A radical new theory about how emotions are housed in the brains of left-handed people shows that existing mental health treatments could actually be doing more harm than good.
Those of you who are left-handed will be all too familiar with the many instances where you are forced to use devices designed for right-handed users, such as a pair of scissors or even a guitar.
Now, new research suggests that a type of electrical stimulation treatment – used on both right-handed and left-handed people since the 1970s – for mental health reasons could actually be harmful to the latter because the previous studies it is based on were carried out almost exclusively on right-handed people.
The original studies suggested that each of the brain’s hemispheres is home to a specific type of emotion.
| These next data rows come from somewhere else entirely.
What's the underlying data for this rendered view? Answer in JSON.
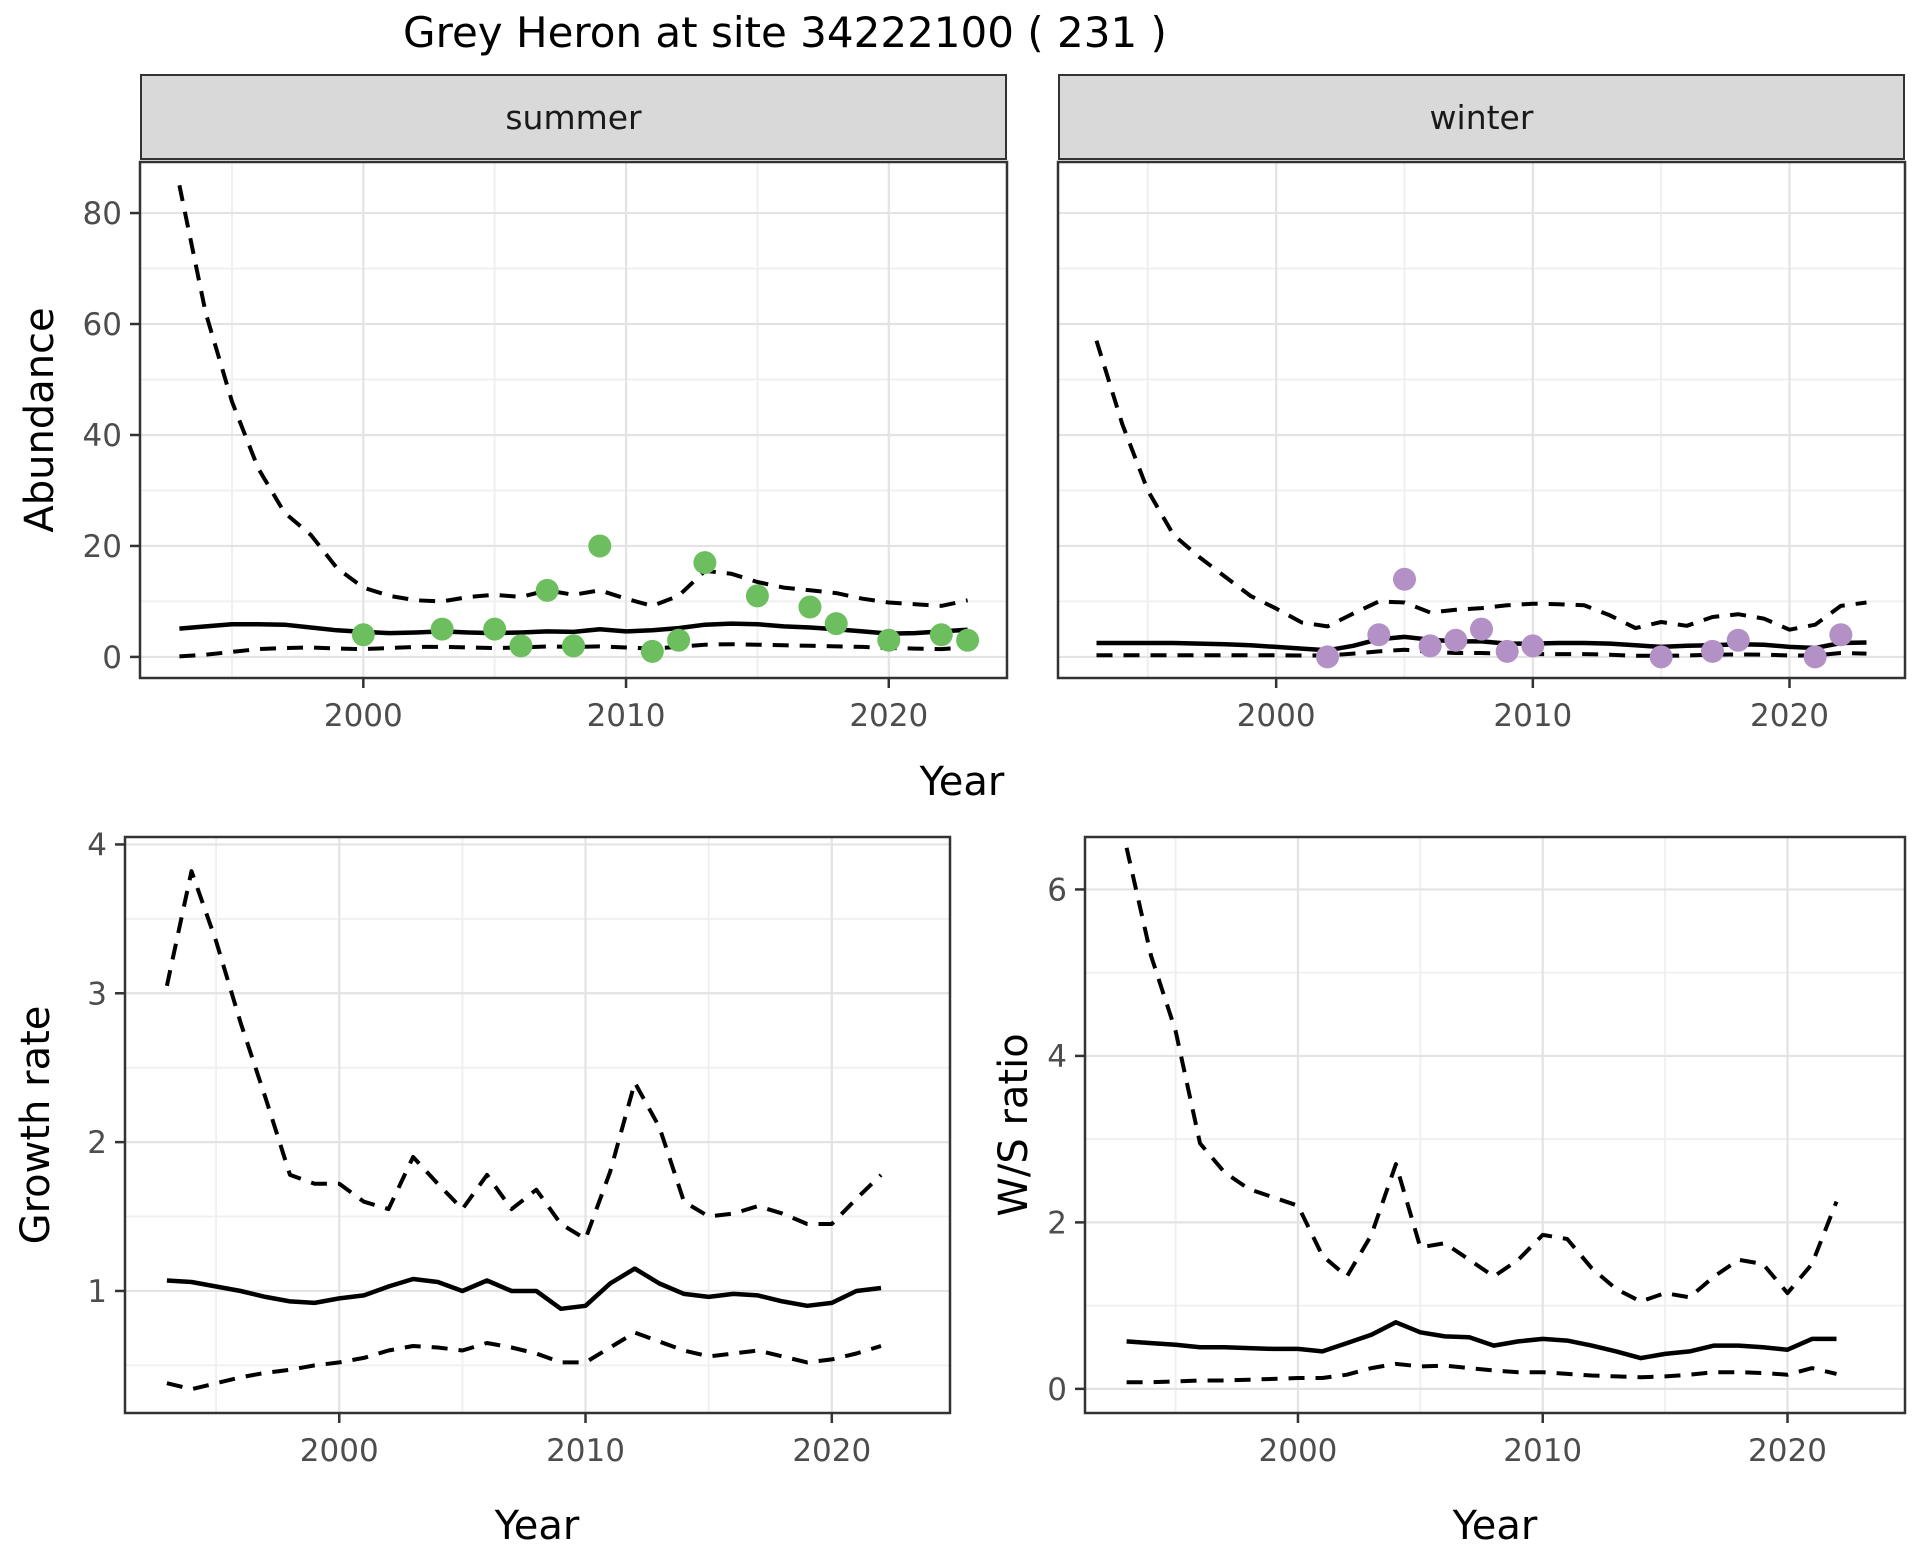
{
  "title": "Grey Heron at site 34222100 ( 231 )",
  "facets": [
    {
      "label": "summer"
    },
    {
      "label": "winter"
    }
  ],
  "colors": {
    "background": "#FFFFFF",
    "panel_border": "#333333",
    "grid_major": "#E3E3E3",
    "grid_minor": "#F0F0F0",
    "strip_background": "#D9D9D9",
    "strip_text": "#1A1A1A",
    "axis_text": "#4D4D4D",
    "axis_title": "#000000",
    "line": "#000000",
    "summer_points": "#6CBE5E",
    "winter_points": "#B390C6"
  },
  "chart_data": [
    {
      "id": "abundance_summer",
      "type": "line",
      "facet_label": "summer",
      "xlabel": "Year",
      "ylabel": "Abundance",
      "xlim": [
        1991.5,
        2024.5
      ],
      "ylim": [
        -3.8,
        89.2
      ],
      "x_ticks": [
        2000,
        2010,
        2020
      ],
      "x_minor": [
        1995,
        2005,
        2015
      ],
      "y_ticks": [
        0,
        20,
        40,
        60,
        80
      ],
      "y_minor": [
        10,
        30,
        50,
        70
      ],
      "grid": true,
      "series": [
        {
          "name": "ci_upper",
          "style": "dashed",
          "x": [
            1993,
            1994,
            1995,
            1996,
            1997,
            1998,
            1999,
            2000,
            2001,
            2002,
            2003,
            2004,
            2005,
            2006,
            2007,
            2008,
            2009,
            2010,
            2011,
            2012,
            2013,
            2014,
            2015,
            2016,
            2017,
            2018,
            2019,
            2020,
            2021,
            2022,
            2023
          ],
          "y": [
            85,
            62,
            46,
            34,
            26,
            22,
            16,
            12.5,
            11,
            10.2,
            10,
            10.8,
            11.2,
            10.8,
            12,
            11.2,
            12,
            10.5,
            9.2,
            11,
            15.5,
            15,
            13.5,
            12.5,
            12,
            11.5,
            10.5,
            9.8,
            9.5,
            9.2,
            10.2
          ]
        },
        {
          "name": "ci_lower",
          "style": "dashed",
          "x": [
            1993,
            1994,
            1995,
            1996,
            1997,
            1998,
            1999,
            2000,
            2001,
            2002,
            2003,
            2004,
            2005,
            2006,
            2007,
            2008,
            2009,
            2010,
            2011,
            2012,
            2013,
            2014,
            2015,
            2016,
            2017,
            2018,
            2019,
            2020,
            2021,
            2022,
            2023
          ],
          "y": [
            0.1,
            0.4,
            0.9,
            1.4,
            1.6,
            1.7,
            1.5,
            1.4,
            1.6,
            1.8,
            1.8,
            1.7,
            1.6,
            1.7,
            1.9,
            1.8,
            1.9,
            1.7,
            1.5,
            1.8,
            2.2,
            2.3,
            2.2,
            2.1,
            2.0,
            1.9,
            1.8,
            1.6,
            1.5,
            1.4,
            1.7
          ]
        },
        {
          "name": "mean",
          "style": "solid",
          "x": [
            1993,
            1994,
            1995,
            1996,
            1997,
            1998,
            1999,
            2000,
            2001,
            2002,
            2003,
            2004,
            2005,
            2006,
            2007,
            2008,
            2009,
            2010,
            2011,
            2012,
            2013,
            2014,
            2015,
            2016,
            2017,
            2018,
            2019,
            2020,
            2021,
            2022,
            2023
          ],
          "y": [
            5.1,
            5.5,
            5.9,
            5.9,
            5.8,
            5.3,
            4.8,
            4.5,
            4.3,
            4.4,
            4.6,
            4.4,
            4.3,
            4.4,
            4.6,
            4.5,
            5.0,
            4.6,
            4.8,
            5.2,
            5.8,
            6.0,
            5.9,
            5.5,
            5.3,
            5.0,
            4.6,
            4.2,
            4.3,
            4.6,
            4.9
          ]
        },
        {
          "name": "observed_counts",
          "style": "points",
          "color": "#6CBE5E",
          "x": [
            2000,
            2003,
            2005,
            2006,
            2007,
            2008,
            2009,
            2011,
            2012,
            2013,
            2015,
            2017,
            2018,
            2020,
            2022,
            2023
          ],
          "y": [
            4,
            5,
            5,
            2,
            12,
            2,
            20,
            1,
            3,
            17,
            11,
            9,
            6,
            3,
            4,
            3
          ]
        }
      ]
    },
    {
      "id": "abundance_winter",
      "type": "line",
      "facet_label": "winter",
      "xlabel": "Year",
      "ylabel": "Abundance",
      "xlim": [
        1991.5,
        2024.5
      ],
      "ylim": [
        -3.8,
        89.2
      ],
      "x_ticks": [
        2000,
        2010,
        2020
      ],
      "x_minor": [
        1995,
        2005,
        2015
      ],
      "y_ticks": [
        0,
        20,
        40,
        60,
        80
      ],
      "y_minor": [
        10,
        30,
        50,
        70
      ],
      "grid": true,
      "series": [
        {
          "name": "ci_upper",
          "style": "dashed",
          "x": [
            1993,
            1994,
            1995,
            1996,
            1997,
            1998,
            1999,
            2000,
            2001,
            2002,
            2003,
            2004,
            2005,
            2006,
            2007,
            2008,
            2009,
            2010,
            2011,
            2012,
            2013,
            2014,
            2015,
            2016,
            2017,
            2018,
            2019,
            2020,
            2021,
            2022,
            2023
          ],
          "y": [
            57,
            42,
            30,
            22,
            18,
            14.5,
            11,
            8.7,
            6.2,
            5.5,
            7.8,
            10,
            9.8,
            8.0,
            8.5,
            8.8,
            9.3,
            9.6,
            9.5,
            9.3,
            7.5,
            5.2,
            6.3,
            5.6,
            7.2,
            7.7,
            6.9,
            4.9,
            5.8,
            9.2,
            9.8
          ]
        },
        {
          "name": "ci_lower",
          "style": "dashed",
          "x": [
            1993,
            1994,
            1995,
            1996,
            1997,
            1998,
            1999,
            2000,
            2001,
            2002,
            2003,
            2004,
            2005,
            2006,
            2007,
            2008,
            2009,
            2010,
            2011,
            2012,
            2013,
            2014,
            2015,
            2016,
            2017,
            2018,
            2019,
            2020,
            2021,
            2022,
            2023
          ],
          "y": [
            0.3,
            0.3,
            0.3,
            0.3,
            0.3,
            0.3,
            0.3,
            0.3,
            0.25,
            0.25,
            0.6,
            1.0,
            1.3,
            0.9,
            0.7,
            0.7,
            0.6,
            0.5,
            0.5,
            0.5,
            0.4,
            0.2,
            0.2,
            0.25,
            0.4,
            0.45,
            0.4,
            0.25,
            0.25,
            0.7,
            0.6
          ]
        },
        {
          "name": "mean",
          "style": "solid",
          "x": [
            1993,
            1994,
            1995,
            1996,
            1997,
            1998,
            1999,
            2000,
            2001,
            2002,
            2003,
            2004,
            2005,
            2006,
            2007,
            2008,
            2009,
            2010,
            2011,
            2012,
            2013,
            2014,
            2015,
            2016,
            2017,
            2018,
            2019,
            2020,
            2021,
            2022,
            2023
          ],
          "y": [
            2.5,
            2.5,
            2.5,
            2.5,
            2.4,
            2.3,
            2.1,
            1.8,
            1.5,
            1.2,
            2.0,
            3.2,
            3.6,
            3.1,
            2.8,
            2.8,
            2.4,
            2.4,
            2.5,
            2.5,
            2.4,
            2.1,
            1.8,
            2.0,
            2.1,
            2.3,
            2.2,
            1.8,
            1.6,
            2.5,
            2.6
          ]
        },
        {
          "name": "observed_counts",
          "style": "points",
          "color": "#B390C6",
          "x": [
            2002,
            2004,
            2005,
            2006,
            2007,
            2008,
            2009,
            2010,
            2015,
            2017,
            2018,
            2021,
            2022
          ],
          "y": [
            0,
            4,
            14,
            2,
            3,
            5,
            1,
            2,
            0,
            1,
            3,
            0,
            4
          ]
        }
      ]
    },
    {
      "id": "growth_rate",
      "type": "line",
      "xlabel": "Year",
      "ylabel": "Growth rate",
      "xlim": [
        1991.3,
        2024.8
      ],
      "ylim": [
        0.18,
        4.05
      ],
      "x_ticks": [
        2000,
        2010,
        2020
      ],
      "x_minor": [
        1995,
        2005,
        2015
      ],
      "y_ticks": [
        1,
        2,
        3,
        4
      ],
      "y_minor": [
        0.5,
        1.5,
        2.5,
        3.5
      ],
      "grid": true,
      "series": [
        {
          "name": "ci_upper",
          "style": "dashed",
          "x": [
            1993,
            1994,
            1995,
            1996,
            1997,
            1998,
            1999,
            2000,
            2001,
            2002,
            2003,
            2004,
            2005,
            2006,
            2007,
            2008,
            2009,
            2010,
            2011,
            2012,
            2013,
            2014,
            2015,
            2016,
            2017,
            2018,
            2019,
            2020,
            2021,
            2022
          ],
          "y": [
            3.05,
            3.82,
            3.35,
            2.8,
            2.3,
            1.78,
            1.72,
            1.72,
            1.6,
            1.55,
            1.9,
            1.72,
            1.55,
            1.78,
            1.55,
            1.68,
            1.45,
            1.35,
            1.8,
            2.4,
            2.1,
            1.6,
            1.5,
            1.52,
            1.57,
            1.52,
            1.45,
            1.45,
            1.62,
            1.78
          ]
        },
        {
          "name": "ci_lower",
          "style": "dashed",
          "x": [
            1993,
            1994,
            1995,
            1996,
            1997,
            1998,
            1999,
            2000,
            2001,
            2002,
            2003,
            2004,
            2005,
            2006,
            2007,
            2008,
            2009,
            2010,
            2011,
            2012,
            2013,
            2014,
            2015,
            2016,
            2017,
            2018,
            2019,
            2020,
            2021,
            2022
          ],
          "y": [
            0.38,
            0.34,
            0.38,
            0.42,
            0.45,
            0.47,
            0.5,
            0.52,
            0.55,
            0.6,
            0.63,
            0.62,
            0.6,
            0.65,
            0.62,
            0.58,
            0.52,
            0.52,
            0.62,
            0.72,
            0.66,
            0.6,
            0.56,
            0.58,
            0.6,
            0.56,
            0.52,
            0.54,
            0.58,
            0.63
          ]
        },
        {
          "name": "mean",
          "style": "solid",
          "x": [
            1993,
            1994,
            1995,
            1996,
            1997,
            1998,
            1999,
            2000,
            2001,
            2002,
            2003,
            2004,
            2005,
            2006,
            2007,
            2008,
            2009,
            2010,
            2011,
            2012,
            2013,
            2014,
            2015,
            2016,
            2017,
            2018,
            2019,
            2020,
            2021,
            2022
          ],
          "y": [
            1.07,
            1.06,
            1.03,
            1.0,
            0.96,
            0.93,
            0.92,
            0.95,
            0.97,
            1.03,
            1.08,
            1.06,
            1.0,
            1.07,
            1.0,
            1.0,
            0.88,
            0.9,
            1.05,
            1.15,
            1.05,
            0.98,
            0.96,
            0.98,
            0.97,
            0.93,
            0.9,
            0.92,
            1.0,
            1.02
          ]
        }
      ]
    },
    {
      "id": "ws_ratio",
      "type": "line",
      "xlabel": "Year",
      "ylabel": "W/S ratio",
      "xlim": [
        1991.3,
        2024.8
      ],
      "ylim": [
        -0.29,
        6.63
      ],
      "x_ticks": [
        2000,
        2010,
        2020
      ],
      "x_minor": [
        1995,
        2005,
        2015
      ],
      "y_ticks": [
        0,
        2,
        4,
        6
      ],
      "y_minor": [
        1,
        3,
        5
      ],
      "grid": true,
      "series": [
        {
          "name": "ci_upper",
          "style": "dashed",
          "x": [
            1993,
            1994,
            1995,
            1996,
            1997,
            1998,
            1999,
            2000,
            2001,
            2002,
            2003,
            2004,
            2005,
            2006,
            2007,
            2008,
            2009,
            2010,
            2011,
            2012,
            2013,
            2014,
            2015,
            2016,
            2017,
            2018,
            2019,
            2020,
            2021,
            2022
          ],
          "y": [
            6.5,
            5.2,
            4.3,
            2.95,
            2.6,
            2.4,
            2.3,
            2.2,
            1.6,
            1.35,
            1.85,
            2.7,
            1.7,
            1.75,
            1.55,
            1.35,
            1.55,
            1.85,
            1.8,
            1.45,
            1.2,
            1.05,
            1.15,
            1.1,
            1.35,
            1.55,
            1.5,
            1.15,
            1.5,
            2.25
          ]
        },
        {
          "name": "ci_lower",
          "style": "dashed",
          "x": [
            1993,
            1994,
            1995,
            1996,
            1997,
            1998,
            1999,
            2000,
            2001,
            2002,
            2003,
            2004,
            2005,
            2006,
            2007,
            2008,
            2009,
            2010,
            2011,
            2012,
            2013,
            2014,
            2015,
            2016,
            2017,
            2018,
            2019,
            2020,
            2021,
            2022
          ],
          "y": [
            0.08,
            0.08,
            0.09,
            0.1,
            0.1,
            0.11,
            0.12,
            0.13,
            0.13,
            0.17,
            0.25,
            0.3,
            0.27,
            0.28,
            0.25,
            0.22,
            0.2,
            0.2,
            0.18,
            0.16,
            0.15,
            0.14,
            0.15,
            0.17,
            0.2,
            0.2,
            0.19,
            0.17,
            0.25,
            0.18
          ]
        },
        {
          "name": "mean",
          "style": "solid",
          "x": [
            1993,
            1994,
            1995,
            1996,
            1997,
            1998,
            1999,
            2000,
            2001,
            2002,
            2003,
            2004,
            2005,
            2006,
            2007,
            2008,
            2009,
            2010,
            2011,
            2012,
            2013,
            2014,
            2015,
            2016,
            2017,
            2018,
            2019,
            2020,
            2021,
            2022
          ],
          "y": [
            0.57,
            0.55,
            0.53,
            0.5,
            0.5,
            0.49,
            0.48,
            0.48,
            0.45,
            0.55,
            0.65,
            0.8,
            0.68,
            0.63,
            0.62,
            0.52,
            0.57,
            0.6,
            0.58,
            0.52,
            0.45,
            0.37,
            0.42,
            0.45,
            0.52,
            0.52,
            0.5,
            0.47,
            0.6,
            0.6
          ]
        }
      ]
    }
  ]
}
They posited that the left hemisphere is linked to emotions approaching and engaging with the world, such as happiness, pride and anger; meanwhile, emotions associated with avoidance – such as anger and disgust – harbour in the right hemisphere.
This has fundamentally skewed our understanding of how emotions are housed in the brain, and now a paper published in Philosophical Transactions of the Royal Society B: Biological Sciences by a team of researchers from Cornell University proposes a new, radical theory.
Daniel Casasanto and his team suggest that the longstanding model is actually reversed in left-handed people, with alertness and determination housed in the right side of their brains.
Additionally, the location of a person’s neural systems for emotion depends on whether they are left-handed, right-handed or somewhere in between.
The ‘sword and shield hypothesis’
Calling it the ‘sword and shield hypothesis’ after the way knights of old would use their strong hand to hold their sword and the weaker one to hold their shield, approach emotions depend on the hemisphere of the brain that controls the dominant ‘sword’ hand, and avoidance emotions on the hemisphere that controls the non-dominant ‘shield’ hand.
If true, these findings have major implications for neural therapy treatment – which involves mild electrical or magnetic stimulation to the left side of the brain – as it means it would be damaging to left-handed patients, decreasing life-affirming approach emotions.
“Because many people are neither strongly right- nor left-handed, the stimulation won’t make any difference for them, because their approach emotions are distributed across both hemispheres,” Casasanto said.
“This suggests strong righties should get the normal treatment, but they make up only 50pc of the population. Strong lefties should get the opposite treatment, and people in the middle shouldn’t get the treatment at all.”
The team stressed, however, that these findings have only been based on healthy patients, and that further clinical research will be needed.